I kept asking Zee to check on him, and she’d wade off through the snow then shuffle back to the forest, but the news was always the same.

No news.

The morning passed too quick, and I got sloppy with my work. I built a single tree in the middle of the clearing. Just one damn tree. But without my normal tools, and maybe because of the way I was feeling, nothing seemed to go quite right with it.

I was tired. Running on fumes. But I bent the rusty iron into a twelve-foot funnel, and that’s what I buried in the ground. Then I broke up the tubes and used the metal for branches that I set to turn on the hubcaps, rigging cans and broken glass where the leaves should have spun.

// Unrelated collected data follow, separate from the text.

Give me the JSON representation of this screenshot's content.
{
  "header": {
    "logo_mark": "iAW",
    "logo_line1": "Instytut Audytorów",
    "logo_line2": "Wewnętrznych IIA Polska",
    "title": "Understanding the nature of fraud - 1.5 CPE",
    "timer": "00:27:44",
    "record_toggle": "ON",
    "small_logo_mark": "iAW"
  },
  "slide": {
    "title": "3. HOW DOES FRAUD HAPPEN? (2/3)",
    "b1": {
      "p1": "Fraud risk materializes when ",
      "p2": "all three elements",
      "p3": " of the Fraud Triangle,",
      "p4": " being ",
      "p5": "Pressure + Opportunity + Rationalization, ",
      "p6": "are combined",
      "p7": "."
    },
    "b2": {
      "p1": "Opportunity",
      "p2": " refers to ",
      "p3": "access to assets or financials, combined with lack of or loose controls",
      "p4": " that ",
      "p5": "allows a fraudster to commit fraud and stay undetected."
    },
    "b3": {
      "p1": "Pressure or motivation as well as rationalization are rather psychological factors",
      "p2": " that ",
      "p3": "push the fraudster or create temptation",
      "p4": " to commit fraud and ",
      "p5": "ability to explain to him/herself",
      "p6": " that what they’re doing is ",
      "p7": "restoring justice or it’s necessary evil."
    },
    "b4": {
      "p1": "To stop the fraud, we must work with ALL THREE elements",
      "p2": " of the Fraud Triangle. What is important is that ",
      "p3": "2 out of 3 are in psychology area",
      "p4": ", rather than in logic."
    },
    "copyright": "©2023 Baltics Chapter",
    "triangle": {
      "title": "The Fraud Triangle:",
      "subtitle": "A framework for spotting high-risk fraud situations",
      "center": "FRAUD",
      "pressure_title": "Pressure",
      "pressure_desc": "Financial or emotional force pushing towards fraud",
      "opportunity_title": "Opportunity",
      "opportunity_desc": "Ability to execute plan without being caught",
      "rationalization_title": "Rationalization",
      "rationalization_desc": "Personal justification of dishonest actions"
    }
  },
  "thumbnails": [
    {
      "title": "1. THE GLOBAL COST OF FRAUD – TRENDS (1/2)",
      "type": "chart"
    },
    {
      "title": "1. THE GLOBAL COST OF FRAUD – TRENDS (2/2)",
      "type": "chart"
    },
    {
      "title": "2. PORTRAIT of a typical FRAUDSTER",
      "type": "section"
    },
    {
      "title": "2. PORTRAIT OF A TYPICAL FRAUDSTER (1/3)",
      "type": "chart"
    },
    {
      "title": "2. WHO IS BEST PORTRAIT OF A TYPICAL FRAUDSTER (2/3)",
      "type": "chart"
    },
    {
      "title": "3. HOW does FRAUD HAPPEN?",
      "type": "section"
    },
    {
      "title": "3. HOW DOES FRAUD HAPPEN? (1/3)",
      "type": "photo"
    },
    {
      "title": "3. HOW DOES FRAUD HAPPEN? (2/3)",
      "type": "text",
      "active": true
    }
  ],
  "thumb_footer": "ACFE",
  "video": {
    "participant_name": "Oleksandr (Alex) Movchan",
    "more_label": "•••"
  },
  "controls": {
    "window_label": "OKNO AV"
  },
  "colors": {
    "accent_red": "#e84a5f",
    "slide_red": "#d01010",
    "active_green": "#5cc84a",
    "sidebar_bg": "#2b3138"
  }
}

Told you. Kind of a rush job.

The important part was what I did with the cable. And with that big metal drum. I patched up the drum so it’d hold without leaking, and then I built it into the crown of the tree. I strung the cable out of the drum and ran it all the way around the forest. Took me ages. I had to set it just right, connecting all the treetops into one giant wire canopy.

One other thing — before I ran that cable out, I’d soaked it in a big old barrel. A barrel full of the same stuff I’d poured inside the metal drum that I’d tied high in the tree.

Juice.

My secret ingredient.

Remember, when you build it’s all about the details. Well, this was a detail that was going to make this forest come alive, all right. It’d be illuminated brighter than all the LEDs you could harness.

And then it would burn.

Right down to the ground.

Zee got back from checking on Crow just as I finished rigging up the cables. The cold air was pretty ripe on account of all the juice, and Zee scrunched her nose as she stared at the tree.